Since the birth of healthcare as an institutionalized system, development of medical treatment often came with a cost of patients’ health and wellbeing. A national report “To Err is Human: Building a Safer Health System” (1999, US) embarked on iatrogenesis: the problem of patients’ death and injury resulting from medical errors.
The interest in increasing treatment’s efficiency and patients’ safety, laid grounds for new medical education schemes. Among them, simulation is now becoming a standardized practical learning model in healthcare.
Simulation relies on re-enactment of plausible events in a real-like, simulated clinical environment, including the patients’ bodies who are replaced with manikins and simulators. It therefore allows avoiding the presence, and consequently potential harm of the patients during the training. The more realistic the simulation and involved in it artificial bodies are, the more immersive the training and effective its outcomes.
For the needs of Medical simulation, infrastructures and objects are being manufactured. The centerpiece of medical simulation is the patient: thus the quest of the simulators’ industry is to produce the most realistic replica of the human body. Gaumard (USA), Laerdal (Norway), CAE (Canada-USA), NASCO (USA), Kyoto Kagaku (Japan), Sakamoto Model (Japan), SimBodies (UK), are among the brands specializing in manufacturing the medical lifelike models of the human bodies. The proxy-bodies of male and female, adults, adolescents and infants, represent different levels of realism and technological advancement. It is difficult to escape an association with sci-fiction when looking at the life-size figures whose silicone bodies are under layered with steerable mechanisms which make the human ersatz move, react, breathe, bleed or talk.
The simulators, although designed for utilitarian purposes, like anatomical drawings and models, can be seen not simply as learning aids, but as “artefacts of the human, cultural meaning-making activity called ‘science’.”(Ebenstein, 2020) Regarded as such, the simulation manikins and props emerge as products of culture and history, reflecting the contemporary world views on human body, and on what, whose bodies are recognized as “medical”.
The production of medical simulators in the past was often linked to socio-cultural taboos, such as restrictions towards exposing the female body. For that reason, the obstetric mannikin was among the first simulators to be developed. The early birthing mannikins, such as “La Machine” constructed by Angélique Marguerite Le Boursier du Coudray (1712-1794), a French midwife connected to Louis XV’s court, represented a pregnant abdomen with uterus. The prop was easy to transport so that the training lessons could be provided to midwives in different places across the country.
Through the 19th Century, birthing machines would evolve into capable of leaking amniotic fluid and blood artefacts, manufactured across Italy, France, Germany and England. In the fin de siècle and early 20th Century, the models evolved into full-sized, posable female figures. In the 21st Century, the automated life-size birthing mannikins, along with realistic newborn dummies, are frequent centerpieces in medical simulation centers worldwide.
Evolving birthing mannikins witnessed the socio-cultural changes around childbirth, beginning from the woman-made "La Machine": an artefact pertaining to the women-only praxis performed by female midwives in domestic spaces in 18th Century. The increased production of obstetric models in the following 19th Century was propelled by male-midwives. The process of appropriating the so far woman-only praxis by male doctors came with new, intervention-based delivery strategies which included use of tools (forceps). The movement promulgated labor as a matter of medical, scientific expertise – as opposed to the traditional midwifery, which it stigmatized and rendered as obsolete, unprofessional.
Increased rendering of pregnancy and childbirth as necessarily risky conditions, augmented the presence of medical care around childbirth which over 81% is estimated to now happen in medical facilities (Day, 2020), while the home-birth is widely seen as potentially dangerous.
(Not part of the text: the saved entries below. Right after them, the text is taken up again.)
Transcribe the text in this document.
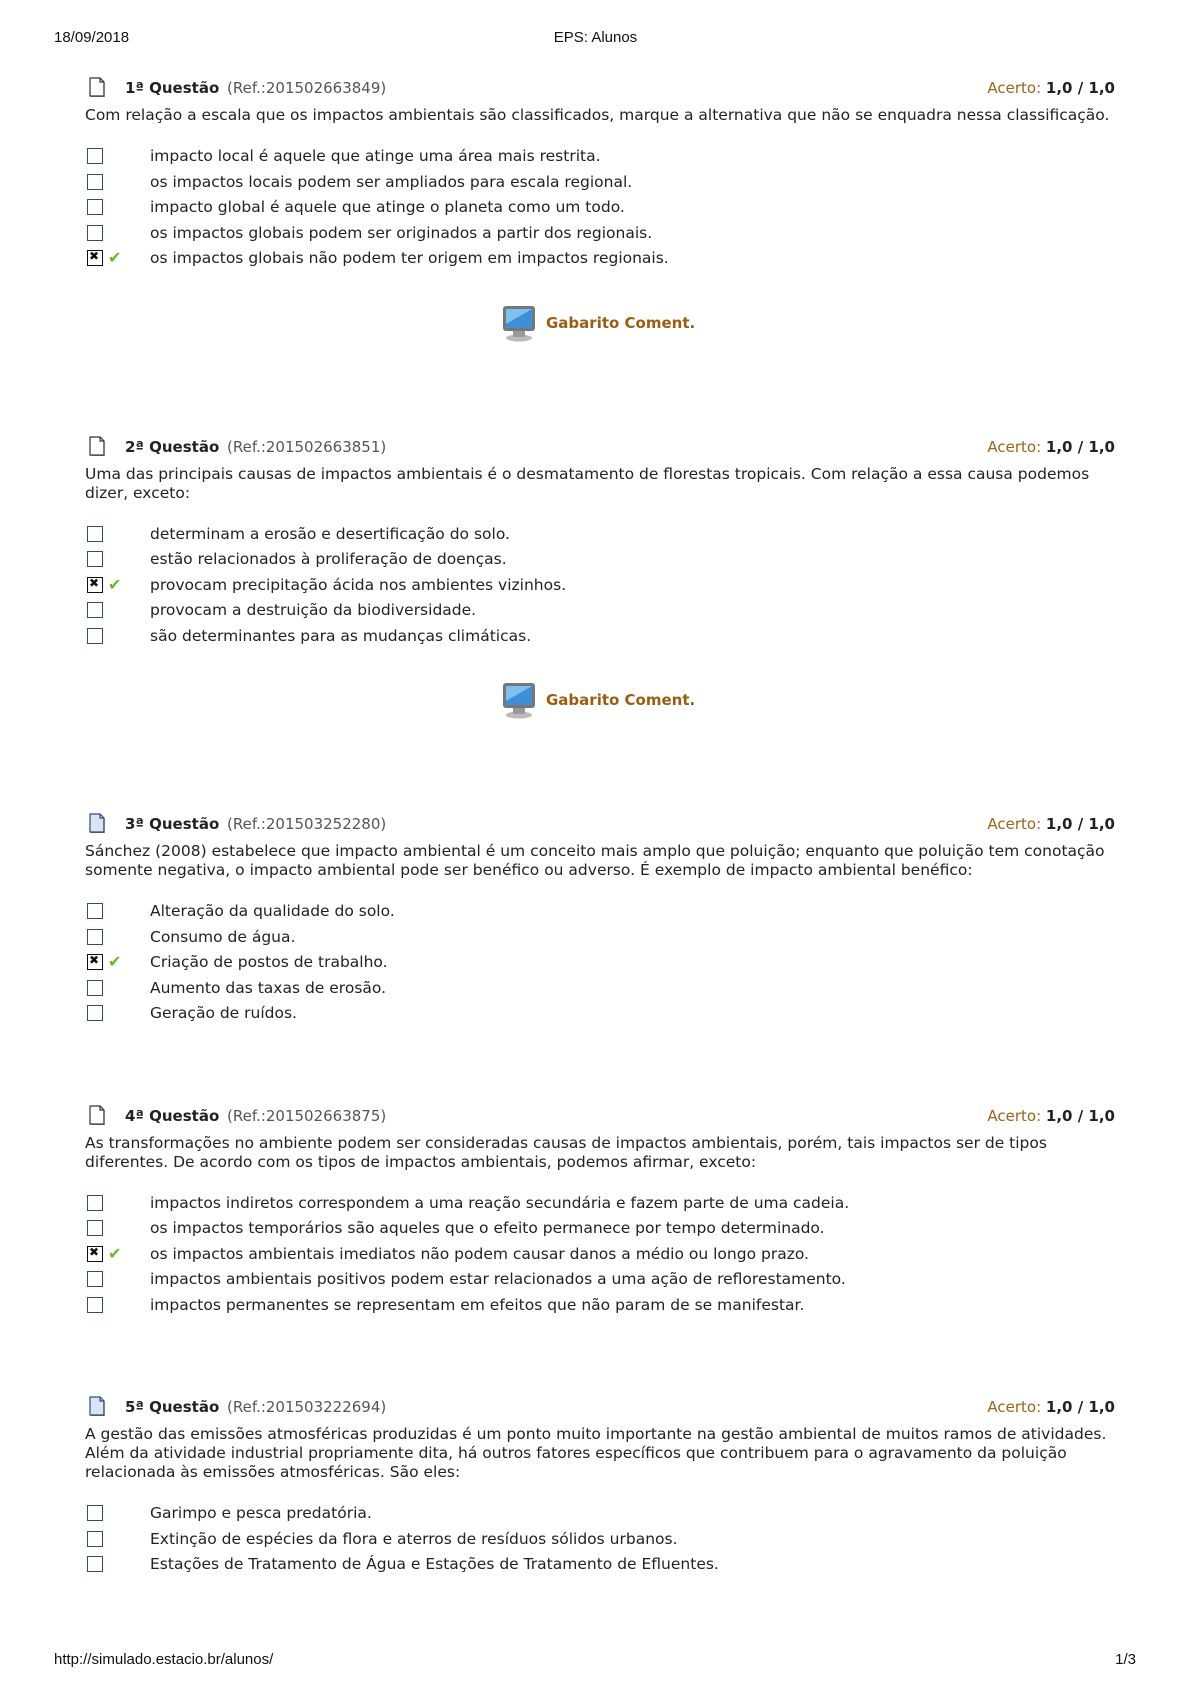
18/09/2018	EPS: Alunos
1ª Questão (Ref.:201502663849)	Acerto: 1,0 / 1,0
Com relação a escala que os impactos ambientais são classificados, marque a alternativa que não se enquadra nessa classificação.
impacto local é aquele que atinge uma área mais restrita.
os impactos locais podem ser ampliados para escala regional.
impacto global é aquele que atinge o planeta como um todo.
os impactos globais podem ser originados a partir dos regionais.
✖
✔ os impactos globais não podem ter origem em impactos regionais.
Gabarito Coment.
2ª Questão (Ref.:201502663851)	Acerto: 1,0 / 1,0
Uma das principais causas de impactos ambientais é o desmatamento de florestas tropicais. Com relação a essa causa podemos dizer, exceto:
determinam a erosão e desertificação do solo.
estão relacionados à proliferação de doenças.
✖
✔ provocam precipitação ácida nos ambientes vizinhos.
provocam a destruição da biodiversidade.
são determinantes para as mudanças climáticas.
Gabarito Coment.
3ª Questão (Ref.:201503252280)	Acerto: 1,0 / 1,0
Sánchez (2008) estabelece que impacto ambiental é um conceito mais amplo que poluição; enquanto que poluição tem conotação somente negativa, o impacto ambiental pode ser benéfico ou adverso. É exemplo de impacto ambiental benéfico:
Alteração da qualidade do solo.
Consumo de água.
✖
✔ Criação de postos de trabalho.
Aumento das taxas de erosão.
Geração de ruídos.
4ª Questão (Ref.:201502663875)	Acerto: 1,0 / 1,0
As transformações no ambiente podem ser consideradas causas de impactos ambientais, porém, tais impactos ser de tipos diferentes. De acordo com os tipos de impactos ambientais, podemos afirmar, exceto:
impactos indiretos correspondem a uma reação secundária e fazem parte de uma cadeia.
os impactos temporários são aqueles que o efeito permanece por tempo determinado.
✖
✔ os impactos ambientais imediatos não podem causar danos a médio ou longo prazo.
impactos ambientais positivos podem estar relacionados a uma ação de reflorestamento.
impactos permanentes se representam em efeitos que não param de se manifestar.
5ª Questão (Ref.:201503222694)	Acerto: 1,0 / 1,0
A gestão das emissões atmosféricas produzidas é um ponto muito importante na gestão ambiental de muitos ramos de atividades. Além da atividade industrial propriamente dita, há outros fatores específicos que contribuem para o agravamento da poluição relacionada às emissões atmosféricas. São eles:
Garimpo e pesca predatória.
Extinção de espécies da flora e aterros de resíduos sólidos urbanos.
Estações de Tratamento de Água e Estações de Tratamento de Efluentes.
http://simulado.estacio.br/alunos/	1/3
The prevalent presence of clinical care and medical procedures around the parturient bodies in the 20th and 21st Century have been recognized as medicalization of pregnancy.
Thus the emergence and evolution of the female-automated body was more than a utilitarian solution, but a symptomatic artefact of the times. The contemporary birthing mannikins, firmly installed in the clinical simulated environment, draw out the contemporary recognition of pregnancy as a “medical condition”.
Obstetric simulation draws out another question. When observing a birthing simulation in the present, the prevalent women's presence is noticeable around the laboring mannikin. This draws out the existing inter-changing gender imbalance within ob/gyn practitioners, which now re-emerges as the so-far predominantly male staff is now being replaced by women (example: gender ratio within ob/gyn practitioners in US: male: 15%, female: 85%).
Medical simulation training centers encompass the complexities and ambiguities of contemporary healthcare, in which childbirth and pregnancy are engaged in. The intention for ameliorating the medical care’s standards, medical performance and promoting patient-centered approach blends with modelling the healthcare institutions as a “controlled” and “corporatized” environment.
The automated figure of a parturient woman mechanically giving birth in the medical surroundings can be seen as a question mark regarding the progressing medicalization of pregnancy, agency of parturient women within the healthcare system and the gender-imbalance within the obstetric professionals.